March 11, 1856

in Thoreau’s Journal:

I wish so to live ever as to derive my satisfaction and inspirations from the commonest events, every-day phenomena, so that what my senses hourly perceive in my daily walk, the conversations of my neighbors, may inspire me and I may dream of no heaven but that which lies about me.

March 10, 1859

in Thoreau’s Journal:

There is a fine effluence surrounding the wood, as if the sap had begun to stir and you could detect it a mile off. Such is the difference between an object seen through a warm, moist, and soft air and a cold, dry, hard one. Such is the genialness of nature that the trees appear to have put out feelers by which our senses apprehend them more tenderly. I do not know that the woods are ever more beautiful, or affect me more.

I feel it to be a greater success as a lecturer to affect uncultivated natures than to affect the most refined, for all cultivation is necessarily superficial, and its roots may not even be directed toward the centre of the being.

Rivers, too, like the walker, unbutton their icy coats, and we see the dark bosoms of their channels in the midst of the ice. Again, in pools of melted snow, or where the river has risen, I look into clear, placid water, and see the russet grassy bottom in the sun….
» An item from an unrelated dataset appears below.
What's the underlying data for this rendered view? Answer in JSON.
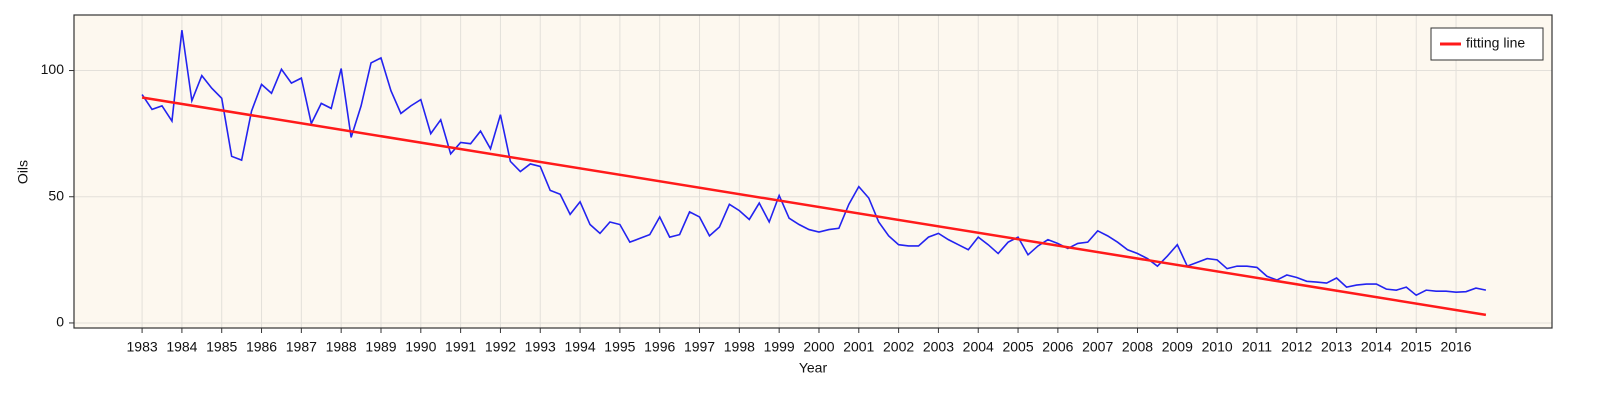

As we sit in this wonderful air, many sounds — that of woodchopping, for one — come to our ears agreeably blunted or muffled, even like the drumming of a partridge, not sharp and rending as in winter and recently. If a partridge should drum in winter, probably it would not reverberate so softly through the wood and sound indefinitely far. Our voices, even, sound differently and betray the spring. We speak as in a house, in a warm apartment still, with relaxed muscles and softened voices. The voice, like a woodchuck in his burrow, is met and lapped in and encouraged by all genial and sunny influences. There may be heard now, perhaps, under south hillsides and the south sides of houses, a slight murmur of conversation, as of insects, out of doors.

These earliest spring days are peculiarly pleasant. We shall have no more of them for a year. I am apt to forget that we may have raw and blustering days a month hence. The combination of this delicious air, which you do not want to be warmer or softer, with the presence of ice and snow, you sitting on the bare russet portions, the south hillsides, of the earth, this is the charm of these days. It is the summer beginning to show itself like an old friend in the midst of winter. You ramble from one drier russet patch to another. These are your stages. You have the air and sun of summer, over snow and ice, and in some places even the rustling of dry leaves under your feet, as in Indian-summer days.

March 9, 1852

in Thoreau’s Journal:

These March winds, which make the woods roar and fill the world with life and bustle, appear to wake up the trees out of their winter sleep and excite the sap to flow. I have no doubt they serve some such use, as well as to hasten the  evaporation of the snow and water.

March 7, 1859

in Thoreau’s Journal:

There is no ripeness which is not, so to speak, something ultimate in itself, and not merely a perfected means to a higher end. In order to be ripe it must serve a transcendent use. The ripeness of a leaf, being perfected, leaves the tree at that point and never returns to it.

It has nothing to do with any other fruit which the tree may bear, and only genius can pluck it. The fruit of a tree is neither in the seed nor in the full-grown tree, but it is simply the highest use to which it can be put.

March 5, 1857

in Thoreau’s Journal:

The lilac buds cannot have swolen any since the 25th of Feb– on ac. of the cold– On examining–they look as if they had felt the influence of the previous heat a little– There are narrow light green spaces laid bare along the edges of the brown scales–as if they had expanded so much.

March 4, 1854

in Thoreau’s Journal:

I find that the ice of Walden has melted or softened so much that I sink an inch or more at every step and hardly any where can I cut out a small cake the water collects so fast in hole. 

But at last in a harder & dryer place I succeeded— It was now 15 1/2 inches thick….

March 2, 1859

in Thoreau’s Journal:

We talk about spring as at hand before the end of February, and yet it will be two good months, one sixth part of the whole year, before we can go a-Maying.

There may be a whole month of solid and uninterrupted winter yet, plenty of ice and good sleighing. We may not even see the bare ground, and hardly any water; and yet we sit down and warm our spirits annual with the distant prospect of spring. 

March 1, 1855

in Thoreau’s Journal:

I did well to walk in the forenoon, the fresh and inspiring half of this bright day, for now, at mid-aftemoon, its brightness is dulled, and a fine stratus is spread over the sky.